As Mr McInnis submitted, the Court has to do the best it can from the affidavits such as they are.
The first question is whether it is appropriate to exercise the power. That depends upon the court being satisfied that justice requires a distribution to the parties of what is effectively their own property on a common ground basis. In other words, is it likely that an order will be made and why is it not just and equitable to make it now?
The unsatisfactory nature of the evidence is still such that the parties agree that the mathematics will show certain outcomes. The two assets for division are valued at somewhere between $1.2 m and $2.1 m (net). Of that, $260,000 is in trust.
The wife says that the husband should get 30 per cent. That is a concession that his net interest is between $360,000 and $600,000.
The intervener who is aligned with the wife says that her potential claim is $200,000.
Thus, on the scenario of the wife and the intervener, after paying the latter, the husband should get somewhere between $160,000 and $400,000.
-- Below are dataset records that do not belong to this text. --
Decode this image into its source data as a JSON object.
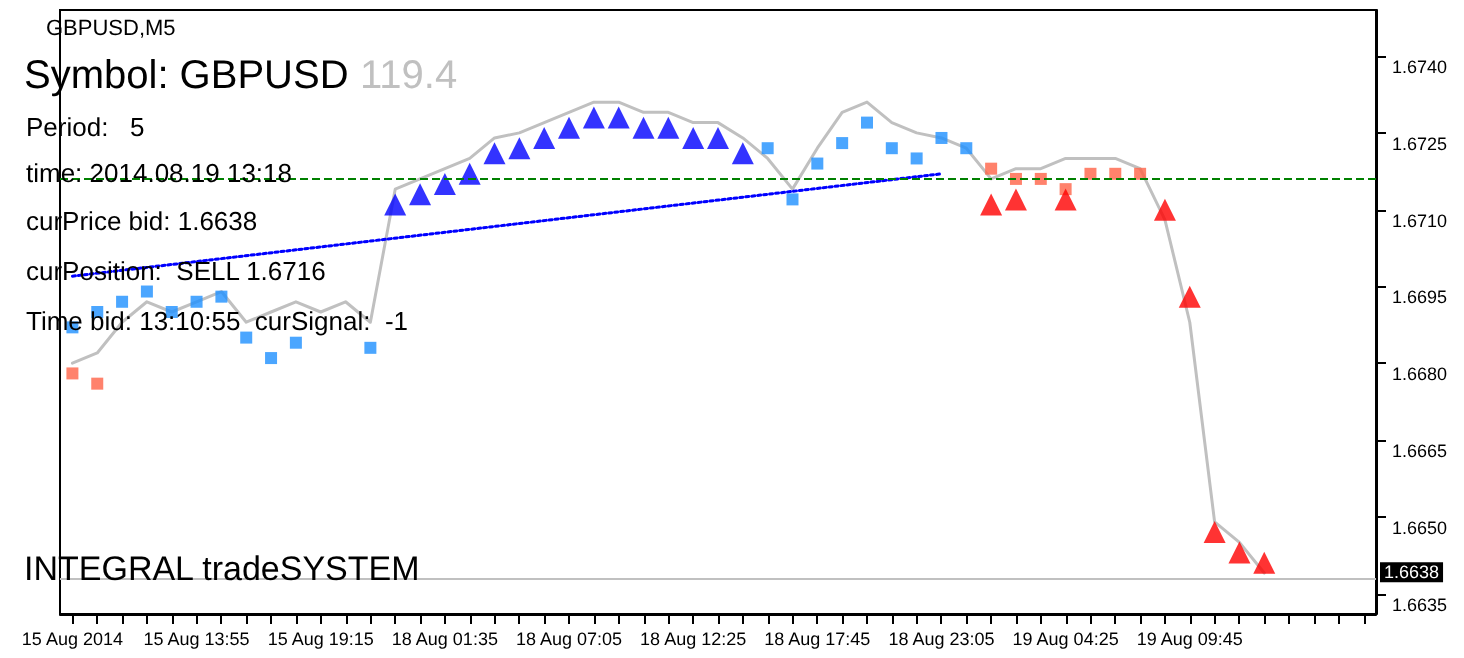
{
  "chart_data": {
    "type": "line",
    "title": "GBPUSD,M5",
    "categories": [
      "15 Aug 2014",
      null,
      null,
      null,
      null,
      "15 Aug 13:55",
      null,
      null,
      null,
      null,
      "15 Aug 19:15",
      null,
      null,
      null,
      null,
      "18 Aug 01:35",
      null,
      null,
      null,
      null,
      "18 Aug 07:05",
      null,
      null,
      null,
      null,
      "18 Aug 12:25",
      null,
      null,
      null,
      null,
      "18 Aug 17:45",
      null,
      null,
      null,
      null,
      "18 Aug 23:05",
      null,
      null,
      null,
      null,
      "19 Aug 04:25",
      null,
      null,
      null,
      null,
      "19 Aug 09:45",
      null,
      null,
      null,
      null,
      null,
      null,
      null
    ],
    "series": [
      {
        "color": "#c0c0c0",
        "marker": "none",
        "values": [
          1.668,
          1.6682,
          1.6688,
          1.6692,
          1.669,
          1.6692,
          1.6694,
          1.6688,
          1.669,
          1.6692,
          1.669,
          1.6692,
          1.6688,
          1.6714,
          1.6716,
          1.6718,
          1.672,
          1.6724,
          1.6725,
          1.6727,
          1.6729,
          1.6731,
          1.6731,
          1.6729,
          1.6729,
          1.6727,
          1.6727,
          1.6724,
          1.672,
          1.6714,
          1.6722,
          1.6729,
          1.6731,
          1.6727,
          1.6725,
          1.6724,
          1.6722,
          1.6716,
          1.6718,
          1.6718,
          1.672,
          1.672,
          1.672,
          1.6718,
          1.6708,
          1.6688,
          1.6649,
          1.6645,
          1.6639,
          null,
          null,
          null,
          null
        ]
      },
      {
        "color": "#0000ff",
        "marker": "none",
        "line_style": "dotted",
        "values": [
          1.6697,
          null,
          null,
          null,
          null,
          null,
          null,
          null,
          null,
          null,
          null,
          null,
          null,
          null,
          null,
          null,
          null,
          null,
          null,
          null,
          null,
          null,
          null,
          null,
          null,
          null,
          null,
          null,
          null,
          null,
          null,
          null,
          null,
          null,
          null,
          1.6717,
          null,
          null,
          null,
          null,
          null,
          null,
          null,
          null,
          null,
          null,
          null,
          null,
          null,
          null,
          null,
          null,
          null
        ]
      },
      {
        "type": "scatter",
        "color": "#1e90ff",
        "marker": "square",
        "values": [
          1.6687,
          1.669,
          1.6692,
          1.6694,
          1.669,
          1.6692,
          1.6693,
          1.6685,
          1.6681,
          1.6684,
          null,
          null,
          1.6683,
          null,
          null,
          null,
          null,
          null,
          null,
          null,
          null,
          null,
          null,
          null,
          null,
          null,
          null,
          null,
          1.6722,
          1.6712,
          1.6719,
          1.6723,
          1.6727,
          1.6722,
          1.672,
          1.6724,
          1.6722,
          null,
          null,
          null,
          null,
          null,
          null,
          null,
          null,
          null,
          null,
          null,
          null,
          null,
          null,
          null,
          null
        ]
      },
      {
        "type": "scatter",
        "color": "#ff6347",
        "marker": "square",
        "values": [
          1.6678,
          1.6676,
          null,
          null,
          null,
          null,
          null,
          null,
          null,
          null,
          null,
          null,
          null,
          null,
          null,
          null,
          null,
          null,
          null,
          null,
          null,
          null,
          null,
          null,
          null,
          null,
          null,
          null,
          null,
          null,
          null,
          null,
          null,
          null,
          null,
          null,
          null,
          1.6718,
          1.6716,
          1.6716,
          1.6714,
          1.6717,
          1.6717,
          1.6717,
          null,
          null,
          null,
          null,
          null,
          null,
          null,
          null,
          null
        ]
      },
      {
        "type": "scatter",
        "color": "#0000ff",
        "marker": "triangle",
        "values": [
          null,
          null,
          null,
          null,
          null,
          null,
          null,
          null,
          null,
          null,
          null,
          null,
          null,
          1.6711,
          1.6713,
          1.6715,
          1.6717,
          1.6721,
          1.6722,
          1.6724,
          1.6726,
          1.6728,
          1.6728,
          1.6726,
          1.6726,
          1.6724,
          1.6724,
          1.6721,
          null,
          null,
          null,
          null,
          null,
          null,
          null,
          null,
          null,
          null,
          null,
          null,
          null,
          null,
          null,
          null,
          null,
          null,
          null,
          null,
          null,
          null,
          null,
          null,
          null
        ]
      },
      {
        "type": "scatter",
        "color": "#ff0000",
        "marker": "triangle",
        "values": [
          null,
          null,
          null,
          null,
          null,
          null,
          null,
          null,
          null,
          null,
          null,
          null,
          null,
          null,
          null,
          null,
          null,
          null,
          null,
          null,
          null,
          null,
          null,
          null,
          null,
          null,
          null,
          null,
          null,
          null,
          null,
          null,
          null,
          null,
          null,
          null,
          null,
          1.6711,
          1.6712,
          null,
          1.6712,
          null,
          null,
          null,
          1.671,
          1.6693,
          1.6647,
          1.6643,
          1.6641,
          null,
          null,
          null,
          null
        ]
      }
    ],
    "ylim": [
      1.6631,
      1.6749
    ],
    "yticks": [
      {
        "value": 1.6635,
        "label": "1.6635"
      },
      {
        "value": 1.665,
        "label": "1.6650"
      },
      {
        "value": 1.6665,
        "label": "1.6665"
      },
      {
        "value": 1.668,
        "label": "1.6680"
      },
      {
        "value": 1.6695,
        "label": "1.6695"
      },
      {
        "value": 1.671,
        "label": "1.6710"
      },
      {
        "value": 1.6725,
        "label": "1.6725"
      },
      {
        "value": 1.674,
        "label": "1.6740"
      }
    ],
    "ref_lines": [
      {
        "axis": "y",
        "value": 1.6716,
        "label": null,
        "color": "#008000",
        "line_style": "dashed"
      },
      {
        "axis": "y",
        "value": 1.6638,
        "label": "1.6638",
        "color": "#c0c0c0",
        "line_style": "solid"
      }
    ],
    "annotations": [
      "Symbol: GBPUSD",
      "119.4",
      "Period:   5",
      "time: 2014.08.19 13:18",
      "curPrice bid: 1.6638",
      "curPosition:  SELL 1.6716",
      "Time bid: 13:10:55  curSignal:  -1",
      "INTEGRAL tradeSYSTEM"
    ],
    "grid": false
  }
}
The husband’s claim is unclear but on the basis of the evidence above being used as some form of admission against interest, it is hard to see why the husband should not (like the wife) have his money now. Although Strahan makes it clear that the applicant does not have to show compelling reasons, the wife says she wants to spend her money on legal fees. The husband goes one step further and seeks to avoid having to rely upon legal aid for his forthcoming trial. He says that if granted legal aid, he would be obliged to use a “panel” lawyer rather than that of his choice. I do not know whether the husband is eligible for legal aid but one might imagine if he had an interest in the parties’ former home, he might be required to charge his interest anyway and that would seem to ultimately cause its sale.
If the matter is examined from the wife’s perspective, she considers she will receive between $840,000 and $1.4 million. There is therefore no logical reason why she should not have some of her own money at the moment provided it can be “clawed back” if necessary. With the potential interests as the parties see them, that should not be a problem even factoring in the intervener’s claim against the husband and even considering any contribution argument that the husband might endeavour to bring against the wife.
I am satisfied that there is sufficient evidence to justify the exercise of the discretion here. All agree that the house should not be touched at present. That leaves me with $260,000. I see no reason why each should not have half of that sum bearing in mind two things. First, all of it is going to be spent on legal fees and therefore cannot be recovered. Secondly, each will still have sufficient equity in the house to cover any money otherwise to be met.
I certify that the preceding Thirty-eight (38) paragraphs are a true copy of the reasons for judgment of the Honourable Justice Cronin delivered on 11 December 2017.